Hand aufs Herz: Die Arbeitsbelastung kann – vor allem in Projekthochphasen oder bei kurzfristigen technischen Störungen – knackig werden. Nachtschicht im Labor? Kommt vor, aber der Normalfall ist das nicht. Viele Unternehmen ringen tatsächlich um flexible Arbeitsmodelle, Home Office ist bei theoretischen Aufgaben (Datenanalyse, Simulation, Dokumentation) teils möglich, bei Präsenzarbeiten im Labor verständlicherweise kaum. Ein Schwenk zu gesellschaftlichen Themen: Nachhaltigkeit ist nicht mehr nur Buzzword, sondern praktisch ein Auswahlkriterium bei Bewerbungen und Projekten. Wer hier praxistaugliche Ideen auspackt – etwa zur Energiespartechnik oder ressourcenschonenden Produktion – macht sich sichtbar. Ach ja, Diversität und Inklusion? Langsam, aber sicher verschwinden auch im Technikbereich die alten Männernetzwerke – jedenfalls in den Unternehmen, die am Ball bleiben wollen.

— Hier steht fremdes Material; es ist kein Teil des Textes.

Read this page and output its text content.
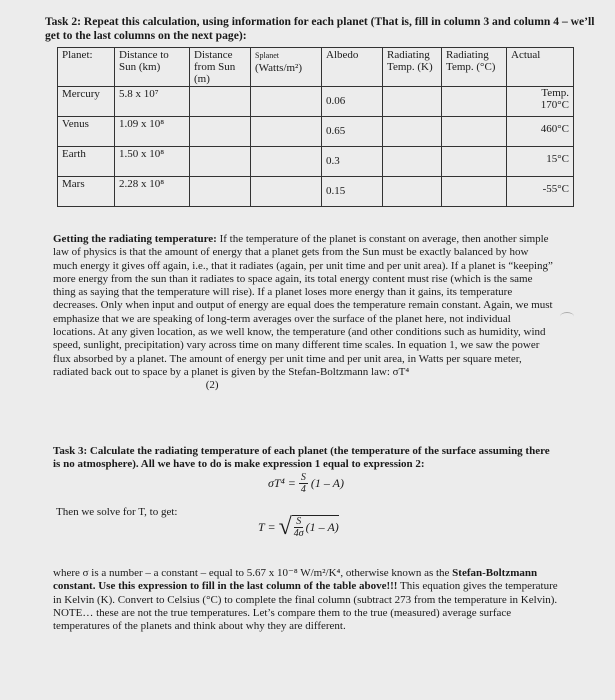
Task 2: Repeat this calculation, using information for each planet (That is, fill in column 3 and column 4 – we’ll get to the last columns on the next page):
Planet:	Distance to Sun (km)	Distance from Sun (m)	Splanet
(Watts/m²)	Albedo	Radiating Temp. (K)	Radiating Temp. (°C)	Actual
Mercury	5.8 x 10⁷			0.06			Temp.
170°C
Venus	1.09 x 10⁸			0.65			460°C
Earth	1.50 x 10⁸			0.3			15°C
Mars	2.28 x 10⁸			0.15			-55°C
Getting the radiating temperature: If the temperature of the planet is constant on average, then another simple law of physics is that the amount of energy that a planet gets from the Sun must be exactly balanced by how much energy it gives off again, i.e., that it radiates (again, per unit time and per unit area). If a planet is “keeping” more energy from the sun than it radiates to space again, its total energy content must rise (which is the same thing as saying that the temperature will rise). If a planet loses more energy than it gains, its temperature decreases. Only when input and output of energy are equal does the temperature remain constant. Again, we must emphasize that we are speaking of long-term averages over the surface of the planet here, not individual locations. At any given location, as we well know, the temperature (and other conditions such as humidity, wind speed, sunlight, precipitation) vary across time on many different time scales. In equation 1, we saw the power flux absorbed by a planet. The amount of energy per unit time and per unit area, in Watts per square meter, radiated back out to space by a planet is given by the Stefan-Boltzmann law: σT⁴  (2)
Task 3: Calculate the radiating temperature of each planet (the temperature of the surface assuming there is no atmosphere). All we have to do is make expression 1 equal to expression 2:
$\sigma T^4 = \frac{S}{4} (1 - A)$
Then we solve for T, to get:
T = √ $\frac{S}{4\sigma} (1 - A)$
where σ is a number – a constant – equal to 5.67 x 10⁻⁸ W/m²/K⁴, otherwise known as the Stefan-Boltzmann constant. Use this expression to fill in the last column of the table above!!! This equation gives the temperature in Kelvin (K). Convert to Celsius (°C) to complete the final column (subtract 273 from the temperature in Kelvin). NOTE… these are not the true temperatures. Let’s compare them to the true (measured) average surface temperatures of the planets and think about why they are different.
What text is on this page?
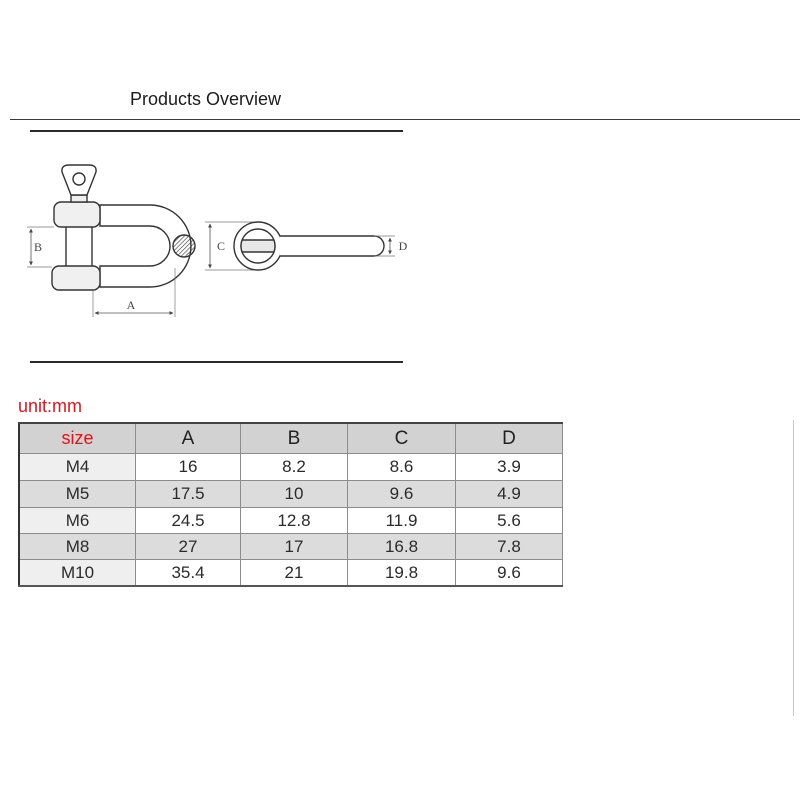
Products Overview
B
A
C	D
unit:mm
size	A	B	C	D
M4	16	8.2	8.6	3.9
M5	17.5	10	9.6	4.9
M6	24.5	12.8	11.9	5.6
M8	27	17	16.8	7.8
M10	35.4	21	19.8	9.6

Fazit? Den gibt es nicht in Reinform. Manchmal ist der Beruf ein Stück weit Alltagsabenteuer, häufig Konzentrationsarbeit, manchmal nervtötende Routine, aber fast nie gänzlich sinnentleert. Wer Bock auf Technik hat – im besten Sinne, auf hakelige Probleme, auf kleinen und großen Fortschritt, auf ein bisschen Unsicherheit und viel Realität – der findet in der Physikalischen Technik einen Arbeitsplatz, der mehr zu bieten hat als Schaltpläne und Messprotokolle. Und, falls man mal wieder zweifelt: Kein Laser ist je durch pure Theorie entstanden. Ein bisschen Handwerk, ein bisschen Wissenschaft, ab und zu ironische Selbstbeherrschung – das ist vielleicht die eigentliche Kunst in diesem Metier.